Bakınız, 13 Şubat 2016 tarihinde İzmir Atatürk Voleybol Salonu’nun adının sonuna Vestel Venüs “ARENA” İfadesinin eklenmesine dair bir yazı yazmıştım. Birkaç gün önce Cumhurbaşkanı Recep Tayyip Erdoğan’ın stadyumlardaki ‘arena’ ifadesinin kaldırılacağını söylemesinin ve bunun da gerçekleşmesinden sonra o yazımın daha bir farklı gözle okunacağını düşündüm. Bundan dolayı yazımdan bazı kesitleri sizlerle buluşturuyorum.
İşte o yazı:
Arena mevzusuTürkiye Voleybol Federasyonu’nun Vestel ile yaptığı sponsorluk anlaşması gereğince İzmir’deki Atatürk Voleybol Salonu’nun isminin sonuna bir de Vestel Venüs Arena ifadesi eklendi. Yani artık Türk voleybolunun bir arenası var(!). Uygulamayı destekleyenlerin ve olumlayanların dışında itiraz edenler iki temel aksta toplanmışlar.Benim canı gönülden katıldığım eleştiri bir voleybol salonuna “arena” denmesi kısmı. Bakınız arena eski çağlarda gladyatörlerin dövüştüğü, daha sonraları güreş, boğa güreşi, yarış, oyun gibi türlü gösterilerin yapıldığı bir alandır. Özellikle Antik Roma ve Antik Yunan’da yaygın olup özünde kan ve vahşeti barındıran mekanlardır. Peki bizim sporda ya da voleybol özelinde üzerinde durduğumuz temeller nelerdir? Klasik ifadelerle barış ve kardeşliktir. Yani ortada hayat memat meselesi olmayan bedelin kanla ve canla ödenmediği bir aktiviteler bütünüdür.

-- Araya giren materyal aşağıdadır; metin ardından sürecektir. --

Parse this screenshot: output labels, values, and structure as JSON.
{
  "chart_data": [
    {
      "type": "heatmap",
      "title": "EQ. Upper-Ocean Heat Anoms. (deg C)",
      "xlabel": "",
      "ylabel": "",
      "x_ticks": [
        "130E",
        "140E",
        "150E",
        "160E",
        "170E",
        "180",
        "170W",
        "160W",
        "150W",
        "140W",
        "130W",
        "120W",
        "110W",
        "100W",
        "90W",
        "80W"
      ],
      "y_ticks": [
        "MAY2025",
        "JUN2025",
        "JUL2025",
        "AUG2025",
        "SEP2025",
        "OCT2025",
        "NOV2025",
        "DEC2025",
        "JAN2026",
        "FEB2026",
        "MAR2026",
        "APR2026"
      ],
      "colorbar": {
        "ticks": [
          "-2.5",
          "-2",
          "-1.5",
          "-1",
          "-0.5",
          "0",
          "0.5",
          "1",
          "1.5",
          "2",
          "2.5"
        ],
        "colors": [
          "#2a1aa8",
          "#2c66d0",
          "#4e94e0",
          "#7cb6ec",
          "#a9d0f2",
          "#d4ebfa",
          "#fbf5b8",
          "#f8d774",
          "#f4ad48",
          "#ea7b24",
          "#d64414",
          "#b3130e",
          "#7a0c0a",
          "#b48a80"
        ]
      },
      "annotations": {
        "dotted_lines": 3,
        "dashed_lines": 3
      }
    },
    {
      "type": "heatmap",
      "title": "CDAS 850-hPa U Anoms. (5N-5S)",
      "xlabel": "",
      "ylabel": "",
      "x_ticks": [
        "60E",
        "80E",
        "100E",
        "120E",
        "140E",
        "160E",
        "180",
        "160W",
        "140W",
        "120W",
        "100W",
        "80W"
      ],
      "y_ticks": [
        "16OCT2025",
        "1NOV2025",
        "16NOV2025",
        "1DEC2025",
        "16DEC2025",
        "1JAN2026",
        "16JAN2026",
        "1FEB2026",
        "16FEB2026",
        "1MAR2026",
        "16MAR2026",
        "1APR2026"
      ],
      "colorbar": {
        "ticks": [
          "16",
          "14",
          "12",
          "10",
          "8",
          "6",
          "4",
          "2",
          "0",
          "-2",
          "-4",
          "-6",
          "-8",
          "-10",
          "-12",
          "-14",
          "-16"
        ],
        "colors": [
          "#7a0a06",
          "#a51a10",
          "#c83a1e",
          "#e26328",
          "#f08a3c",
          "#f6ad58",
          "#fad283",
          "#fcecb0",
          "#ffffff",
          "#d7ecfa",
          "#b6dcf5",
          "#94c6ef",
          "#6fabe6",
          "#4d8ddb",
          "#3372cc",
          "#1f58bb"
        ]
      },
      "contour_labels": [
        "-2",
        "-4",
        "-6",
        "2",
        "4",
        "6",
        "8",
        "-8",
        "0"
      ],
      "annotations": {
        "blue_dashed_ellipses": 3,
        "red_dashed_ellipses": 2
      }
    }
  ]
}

İçerisinde kavramsal olarak neredeyse birbirine tamamen zıt öğeler taşıyan arena ile spor salonunu bir ortamda buluşturmak kesinlikle iyi bir fikir değil. Kimse bunları küçük detaylar, entelektüel serzenişler olarak görmesin lütfen. Hangi branşta olursa olsun artık kazanmanın birinci derecede önem arz ettiği bir spor ikliminde bu tür bir ifade resmen yozlaşmaya çanak tutuyor. Sponsorların artması, marka değerinin yükselmesi ve buna benzer hedefler sonucunda bir tesisin isim sponsorluğunu vermek önemli bir iş. Ben memnuniyet duydum, bununla beraber arena kelimesi olmadan da bu uygulamanın yapılabileceğini ifade etmeye çalışıyorum. Voleybolumuz büyüsün ama özünü de kaybetmesin.
Bakın yine bir başka yazımda da şunu belirtmiştim:
Başarının ardından peşi peşine tebrikler ve kutlamalar da geldi. Cumhurbaşkanı, Başbakan ve Gençlik ve Spor Bakanı teker teker bu zafer hakkında mesajlar yayınladılar. Bu durum her ne kadar sıradan gözükse de aslında önem taşıyor. Zira gerek destekçi gerekse muhalif olsun milyonlarca insanın sözlerini önemsediği şahsiyetler bu başarıyı gündeme taşıdığında ülkedeki voleybol algısına katkı sağlamış oluyorlar. Kazandığı başarılarla her geçen gün biraz daha yukarı tırmanan Türk voleybolu bu yollarla da farkındalığını artırıyor.
Daha önceki yazılarımda alıntıladığım bu iki kısma baktığımızda karşımıza şöyle bir sonuç çıkıyor: Spor ve siyaset birbiriyle sıkı ilişkilere sahip iki alan. Spora ilişkin organlar tarafından aslında çoktan gerçekleştirilmesi gereken bir uygulama ancak Sayın Cumhurbaşkanı’nın talimatıyla hayata geçebiliyor. Yine de bu durumu güzel bir adım olarak değerlendirebiliriz. Stadyumların dışında spor salonlarının isimlerinde de ‘arena’ ifadesi geçmekte. Yani amatör branşlarda müsabakalarının yapıldığı spor alanlarının isimlerine de aynı hassasiyet gösterilmeli. Zira spor sadece futboldan ibaret değil.
Önümüzdeki günlerde bu uygulamanın alanının daha da genişlemesi dileklerimle görüşmek üzere.